Nikon D7200 24-70mm f/2.8G ED Kit

Nikon D7200 24-70mm f/2.8G ED Kit
Ich bin von der D5300 (Montagsgerät) auf die D7200 umgestiegen. Der erste Eindruck beim Auspacken war: "Wow!! Sooo wertig!" Die D5300 ist auch keine schlechte Kamera, aber nimmt man die D7200 in Vergleich, fällt doch nochmal ein Unterschied in der Verarbeitung auf. Und in der Bildqualität, vor allem in lichtschwachen Situationen. Die D5300 zeigte schon Bildrauschen ab ISO 800 (wie gesagt, ich hatte ein Montagsgerät in mehrerer Hinsicht und Nikon tauschte bereits den Sensor aus deswegen), die D7200 dagegen erst ab ca. ISO 6400.
Das Schulterdisplay spart eine Menge Strom, es ist mit einer Batterieladung fast die doppelte Anzahl Bilder möglich. Die zwei SD-Karten-Slots erweisen sich als sehr praktisch, wenn man z.B. auf einer Karte nur RAW-Format aufnehmen will und auf der anderen JPG. So kann man später schneller aussortieren, was man weiterverwenden und ggf. nachbearbeiten will. Es ist aber auch möglich, Slot 2 in Ergänzung zu Slot 1 zu nutzen oder dort eine 1:1 Sicherung der Aufnahmen von karte 1 abzuspeichern.

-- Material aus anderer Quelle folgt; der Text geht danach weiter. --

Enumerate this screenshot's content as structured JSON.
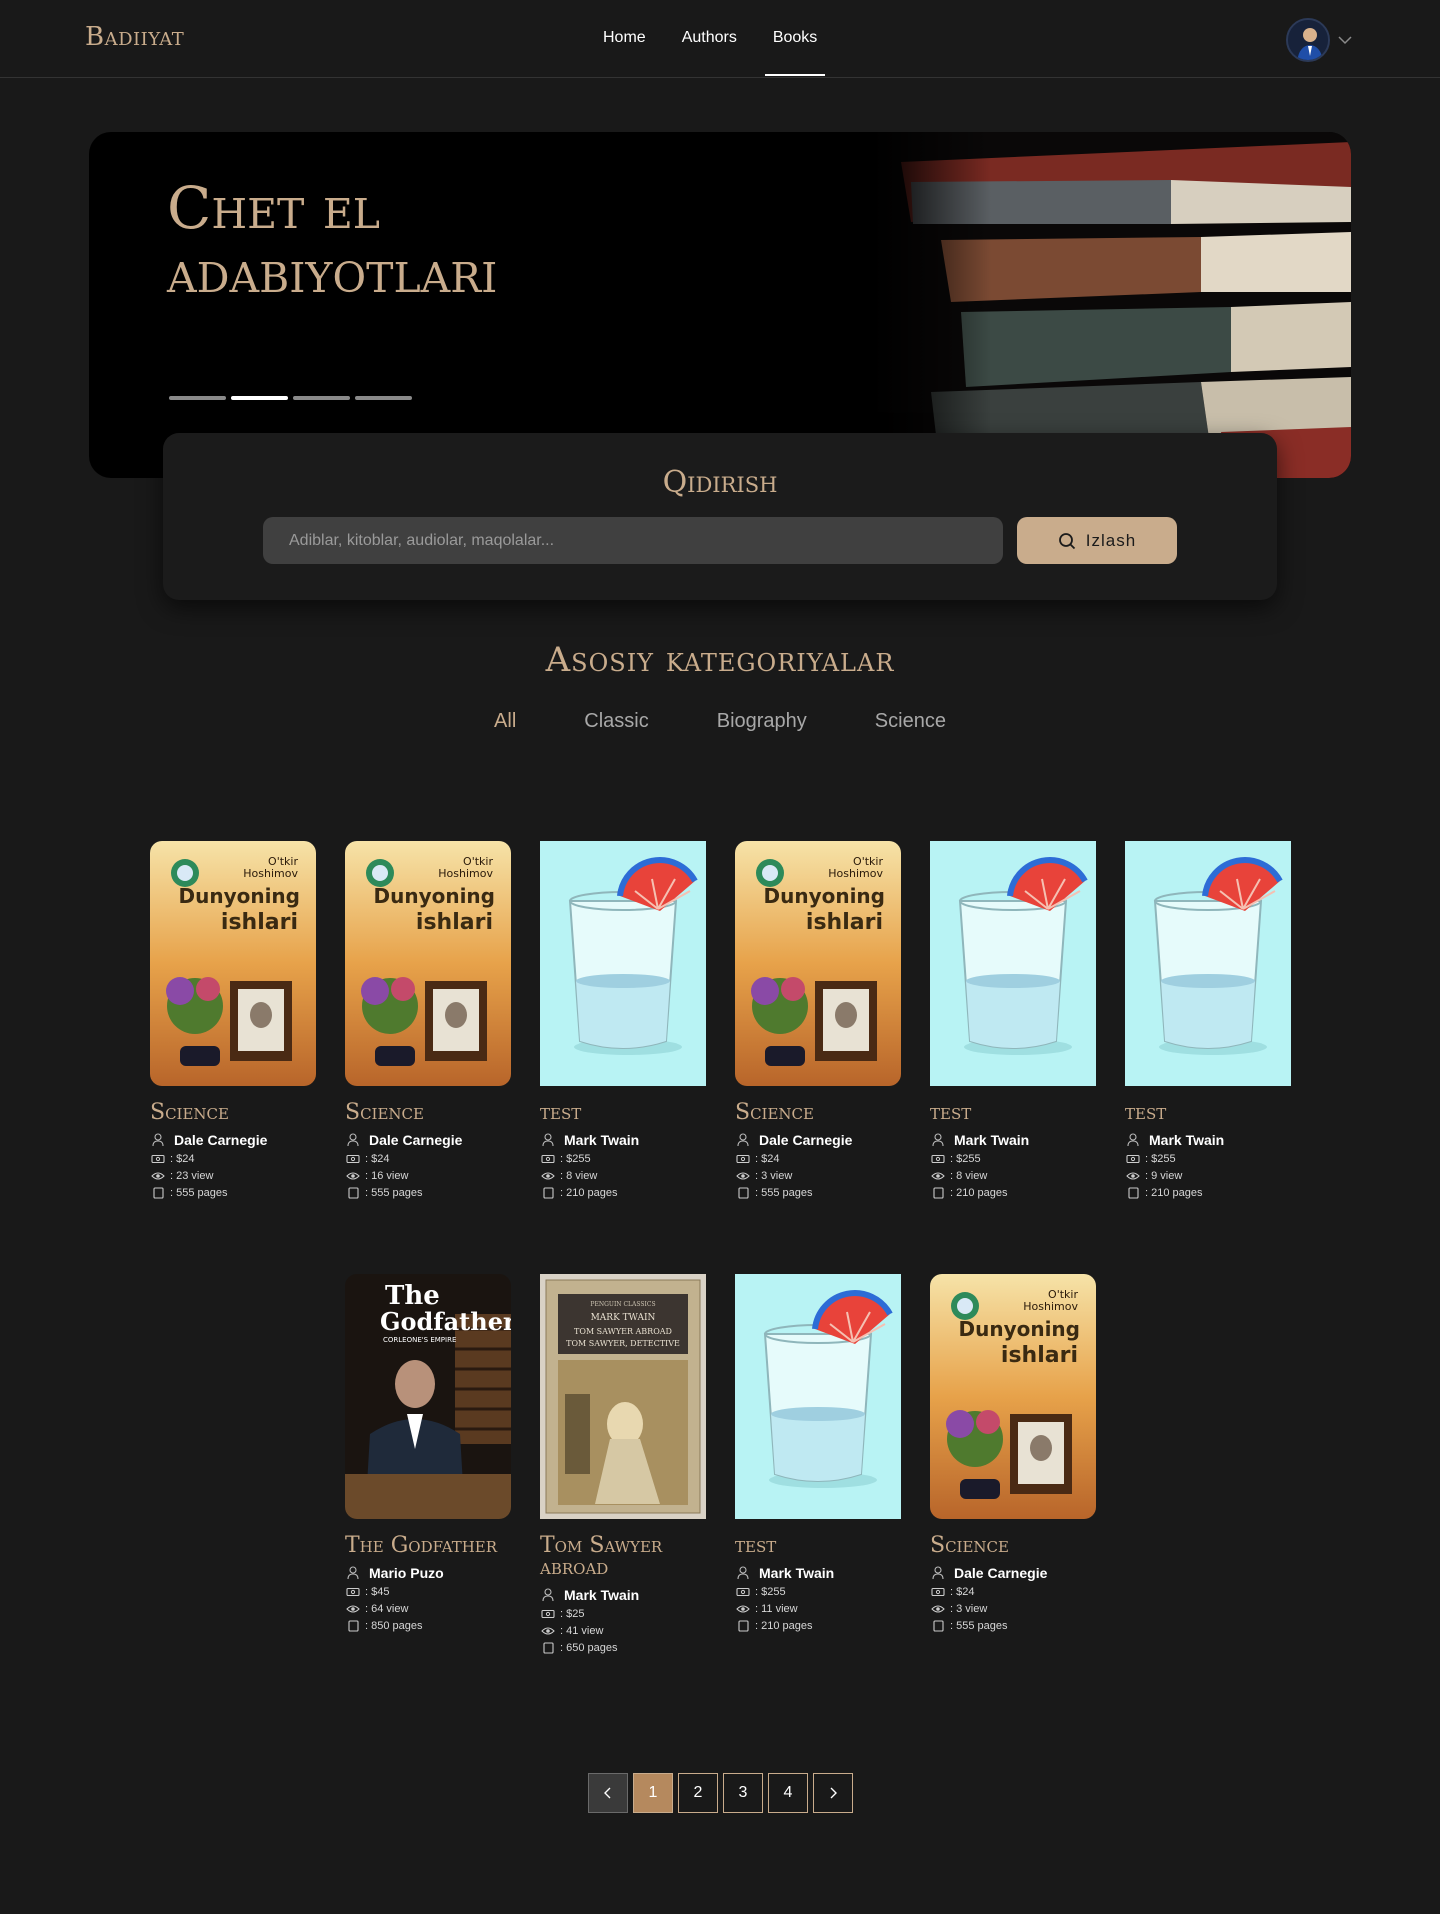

Die Doppelbelegung der Tasten am Kamerabody hab ich erst skeptisch betrachtet, aber schon nach kurzem Einsatz hat man das System raus und weiss, was wo hinterlegt ist. Heute finde ich es einfach nur praktisch, schnell was über ein, zwei Knöpfe einstellen zu können, statt jedes Mal mühsam durchs Menü zu hangeln.
Das Kit mit dem Nikkor 18-105mm habe ich gewählt, da man hier für einen Aufpreis von gerade mal 40.- CHF (verglichen mit dem Body alleine) ein vernünftiges Immer-drauf-Objektiv von ordentlicher Qualität bekommt. Es ersetzt mein bisheriges Sigma 18-250mm.
Einziger Kritikpunkt, wenn man so will und unbedingt etwas sucht: der fehlende GPS-Empfänger. Den hatte die D5300 schon fest integriert an Bord und ich weiss nicht, warum der bei dem nächstgrösseren Modell wieder fehlt. Vermisst hab ich ihn bisher aber noch nicht.